Daveed Diggs steps into the spotlight as a horny Frederick Douglass on The Good Lord Bird
This week, The Good Lord Bird focuses on a debate around tactics—specifically, whether John Brown’s violence is the right way to liberate America’s slaves, or whether it’s better to work toward an eventual peaceful resolution. Not at all timely! To its credit, the show refuses to take the easy way out of condemning all manner of force, which is kind of astonishing when you consider who is making the argument for peace: Frederick Douglass.
I’ll admit that when I first saw that Daveed Diggs was playing Douglass on this show, I was a little nervous. But Diggs is a ton of fun here, presenting the widely-acclaimed author, inventor, and civil rights leader as being, yes, all of those things, but also an eloquent horny buffoon who lives in a throuple. (I haven’t read James McBride’s original novel, but my understanding is that this is basically the characterization there.) It works, largely because Diggs is very good at playing self-important historical tomcats—and because when he’s first introduced, the episode (and Diggs) establishes him as an accomplished orator, someone who has polite society in the palm of his hand.
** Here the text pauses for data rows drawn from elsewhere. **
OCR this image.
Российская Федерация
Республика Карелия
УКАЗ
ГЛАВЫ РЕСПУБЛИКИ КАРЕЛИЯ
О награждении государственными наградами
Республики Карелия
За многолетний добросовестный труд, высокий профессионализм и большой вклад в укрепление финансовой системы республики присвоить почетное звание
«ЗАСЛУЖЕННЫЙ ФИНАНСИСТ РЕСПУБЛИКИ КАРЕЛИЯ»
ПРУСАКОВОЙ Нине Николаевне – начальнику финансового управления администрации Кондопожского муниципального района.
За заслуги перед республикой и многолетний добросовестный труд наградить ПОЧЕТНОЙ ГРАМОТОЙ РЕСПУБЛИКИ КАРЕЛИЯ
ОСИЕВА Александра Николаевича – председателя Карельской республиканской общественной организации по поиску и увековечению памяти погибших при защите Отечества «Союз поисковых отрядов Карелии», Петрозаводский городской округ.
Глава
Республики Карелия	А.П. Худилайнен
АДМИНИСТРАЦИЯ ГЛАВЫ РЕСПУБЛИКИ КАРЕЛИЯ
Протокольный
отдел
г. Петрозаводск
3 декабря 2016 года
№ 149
“Mister Fred” has a dangerous line to walk—it would be very easy for the episode to be caught in either condemning violence entirely in a civility-fueled, milquetoast delusion or aggressively siding with John Brown as a white man telling Frederick Douglass what to do. Douglass himself points this out in a tense dinner table conversation. It’s Diggs’ most intense, most earnest moment of the episode.
But there are a few other ways that the episode manages to be both funny and a genuine exploration of this conflict. First, there’s Onion, who, as in earlier episodes, serves as a more rational counterbalance to the history happening around him. (As Douglass tells him, “Do you know that you are not talking to a pork chop, but rather a fairly considerable and incorrigible piece of the American Negro diaspora?”) Second, there are the two women in Douglass’ life, his wife Anna and German abolitionist Ottilie Assing (with whom the historical Douglass very possibly had a romantic relationship). They have a mirror version of Douglass’ argument with Brown. But in this case, it’s the white woman who claims that Brown is crazy and motivated solely by his own desires, and the Black one who accepts the necessity of his methods.
This is pretty complex, but, to my mind, the point is in the argument itself, and in the many contradictions of trying to live your values. At the beginning of the episode, Brown tries to console the widow of one of his men, and spends some time apologizing to the baby: “You’ll be so proud of your father one day.” There’s a clear-cut response here—dying in service to the abolitionist cause is admirable—but, of course, the child won’t experience it that way. No one ever experiences these kinds of ideological debates as pure debates, unless they have no skin in the game. People describe the sort of language that Brown uses, and that Douglass relies on, as “lofty” for a reason: it exists, in some way, above the day-to-day struggles of living. It allows you to be, as Onion puts it, “a kind of hero in your own mind.”
Okay, that sounds heavy, and it is. But the end of “Mister Fred” turns The Good Lord Bird into a full-on farce, in one of the silliest sequences the show has done yet. Here, Onion and Douglass get drunk, drinking to the enslaved dogs, cats, and goats. The comedy is, unfortunately, woven together with tragedy—Onion has clearly developed a drinking problem, and sustains the absurdity in part because he wants to keep nipping at Douglass’ alcohol. And, in narration, Onion somberly notes that Douglass will betray the old man.
Stray observations:
- “Mister Fred” is written by Erika L. Johnson and Jeff Augustin and directed by Darnell Martin, who has made, among other films, Cadillac Records.
- Brown asks Douglass to get in contact with the Secret Six, a group of white men who had been funding his operations who also happened to have a very cool name.
- To be fair to the old man, he does have a plan: At one point, Onion walks into a room to see Brown and Douglass arguing over a map of, presumably, Harper’s Ferry.
- At the beginning of the episode, Wyatt Russell’s Jeb Stuart reappears, largely so that Brown can mock him. Brown asks how he can be a Christian and a slaver, and Stuart’s answer is, unfortunately, familiar: He’s just enforcing the law.